Mount Si Ski and Board Club reaches 50 members
Published 7:30 am Friday, December 16, 2016
One of Mount Si High School’s longest running traditions, the Ski and Board Club, is returning this January with a new club advisor, math teacher Amy Hecox.
The Ski and Board Club transports students to Snoqualmie Pass every Thursday for six weeks beginning Jan. 5. Students get a chance to hit the slopes for up to three hours before being bused back to the school. Hecox, who was a chaperone last year, took the role of club advisor after the previous advisor moved out of the Valley.
“When the position opened up I was asked to take it,” she said. “I’m really excited, it sounds like we are going to have a really good season.”
The club itself has been running for at least 40 years, Hecox said.
“It’s been going on for 40-something years, we don’t know the exact date,” she said. “We had a teacher at Mount Si who was a student at Mount Si and said it has been going since 1972.”
These days, the club draws a huge group of students looking to get up to Snoqualmie Pass. In the last school year, the club had 37 students participate; this year Hecox already has 50 students signed up.
With such a large group, Hecox is trying to secure a big enough bus to take all the students, or else the maximum student number would be reduced to 44, the number of students that a normal school bus can take.

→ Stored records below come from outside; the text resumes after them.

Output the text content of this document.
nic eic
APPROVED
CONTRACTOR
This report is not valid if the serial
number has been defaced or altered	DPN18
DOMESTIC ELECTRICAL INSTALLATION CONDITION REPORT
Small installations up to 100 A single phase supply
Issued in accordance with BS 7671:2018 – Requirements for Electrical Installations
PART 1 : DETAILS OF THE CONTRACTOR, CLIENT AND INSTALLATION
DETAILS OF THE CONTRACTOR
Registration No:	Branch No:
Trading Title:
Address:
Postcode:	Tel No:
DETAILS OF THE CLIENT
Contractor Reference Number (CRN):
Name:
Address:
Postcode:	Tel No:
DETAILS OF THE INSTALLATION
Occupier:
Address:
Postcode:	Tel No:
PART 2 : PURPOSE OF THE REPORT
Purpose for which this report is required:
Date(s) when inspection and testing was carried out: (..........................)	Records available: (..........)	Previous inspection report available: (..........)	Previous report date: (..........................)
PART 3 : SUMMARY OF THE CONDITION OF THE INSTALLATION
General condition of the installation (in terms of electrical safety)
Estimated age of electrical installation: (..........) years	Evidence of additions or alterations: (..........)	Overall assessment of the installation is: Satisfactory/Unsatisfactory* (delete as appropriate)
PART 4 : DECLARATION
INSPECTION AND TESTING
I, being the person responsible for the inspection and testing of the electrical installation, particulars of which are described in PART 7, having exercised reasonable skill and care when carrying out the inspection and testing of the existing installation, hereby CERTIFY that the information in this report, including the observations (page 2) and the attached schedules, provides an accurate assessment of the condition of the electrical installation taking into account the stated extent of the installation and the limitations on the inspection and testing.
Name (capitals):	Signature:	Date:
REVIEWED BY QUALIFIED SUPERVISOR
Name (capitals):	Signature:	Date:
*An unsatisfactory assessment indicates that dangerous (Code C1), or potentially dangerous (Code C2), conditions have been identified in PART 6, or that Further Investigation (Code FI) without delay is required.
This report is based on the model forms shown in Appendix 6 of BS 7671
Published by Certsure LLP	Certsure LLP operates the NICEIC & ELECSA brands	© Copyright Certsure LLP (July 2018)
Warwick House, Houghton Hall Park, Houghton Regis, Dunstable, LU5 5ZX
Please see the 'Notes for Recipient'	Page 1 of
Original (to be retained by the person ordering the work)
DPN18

“I have 50 students right now, I’m still working with the district office, originally they didn’t have a big enough bus, I’m pushing for bigger bus to get all 50 on,” she said. “The biggest issue is we are having a school bus driver shortage in the district, we are actually getting charter buses.”
The limit for one bus is 44 students, Hecox said. So if she is unable to secure a bigger bus, the club will have to drop down to only 44 students who get transportation up to Snoqualmie Pass.

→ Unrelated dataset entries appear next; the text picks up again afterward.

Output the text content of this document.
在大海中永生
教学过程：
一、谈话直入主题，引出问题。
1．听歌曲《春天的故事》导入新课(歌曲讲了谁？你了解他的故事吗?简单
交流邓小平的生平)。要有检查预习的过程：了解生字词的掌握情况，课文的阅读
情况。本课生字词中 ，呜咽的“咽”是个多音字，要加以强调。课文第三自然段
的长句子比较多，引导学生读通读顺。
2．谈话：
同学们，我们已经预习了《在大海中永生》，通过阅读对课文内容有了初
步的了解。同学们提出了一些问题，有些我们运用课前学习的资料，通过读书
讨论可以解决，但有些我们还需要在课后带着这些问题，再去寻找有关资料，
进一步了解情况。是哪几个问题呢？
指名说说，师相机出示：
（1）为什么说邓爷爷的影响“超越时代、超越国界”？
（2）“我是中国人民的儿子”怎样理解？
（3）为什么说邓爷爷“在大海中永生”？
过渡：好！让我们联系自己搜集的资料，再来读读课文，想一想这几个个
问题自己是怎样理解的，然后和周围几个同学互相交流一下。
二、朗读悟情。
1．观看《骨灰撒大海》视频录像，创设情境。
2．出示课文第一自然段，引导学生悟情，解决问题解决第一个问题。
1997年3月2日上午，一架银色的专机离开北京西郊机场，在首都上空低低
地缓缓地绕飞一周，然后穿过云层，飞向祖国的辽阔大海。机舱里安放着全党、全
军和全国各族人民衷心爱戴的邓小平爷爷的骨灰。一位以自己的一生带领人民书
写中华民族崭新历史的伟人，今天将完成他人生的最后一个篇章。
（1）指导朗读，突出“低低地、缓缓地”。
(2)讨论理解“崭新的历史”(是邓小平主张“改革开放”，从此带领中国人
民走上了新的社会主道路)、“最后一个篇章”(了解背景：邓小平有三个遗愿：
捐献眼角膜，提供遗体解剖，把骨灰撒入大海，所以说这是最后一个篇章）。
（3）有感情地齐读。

Hecox and two to three chaperones will accompany the students up to the Snoqualmie Pass.
She said the participants are mostly freshmen who join the group in order to get transportation. The older students often have their own vehicles to get up to the Pass whenever they want and thus don’t participate in as large numbers.
It isn’t just Mount Si that takes students up to Snoqualmie Pass, Valley middle schools began a similar program about eight years ago, Hecox said.
At the middle school level participation numbers are even higher, Hecox said that Chief Kanim alone as about 85 students in its club. That interest in the middle school level carries over once those students get to Mount Si, so even more growth is expected.
“It’s a big deal because those students can’t drive themselves,” she said.
The competition to get into the program is so fierce that Hecox had to give out the sign-up forms in advance of the day she would begin accepting the applications, to give everyone a fair shot of getting in.
“Kids got the info about the last week of November. Then I officially opened on Dec. 5,” she said.
In addition to the standard $25 club fee at Mount Si high School, there is also a $65 transportation fee as well to help pay for the bus used by the club.
“There is a $25 club fee for students to join any club on Mount Si’s campus, right now we are starting at $65, a total of $90,” she said.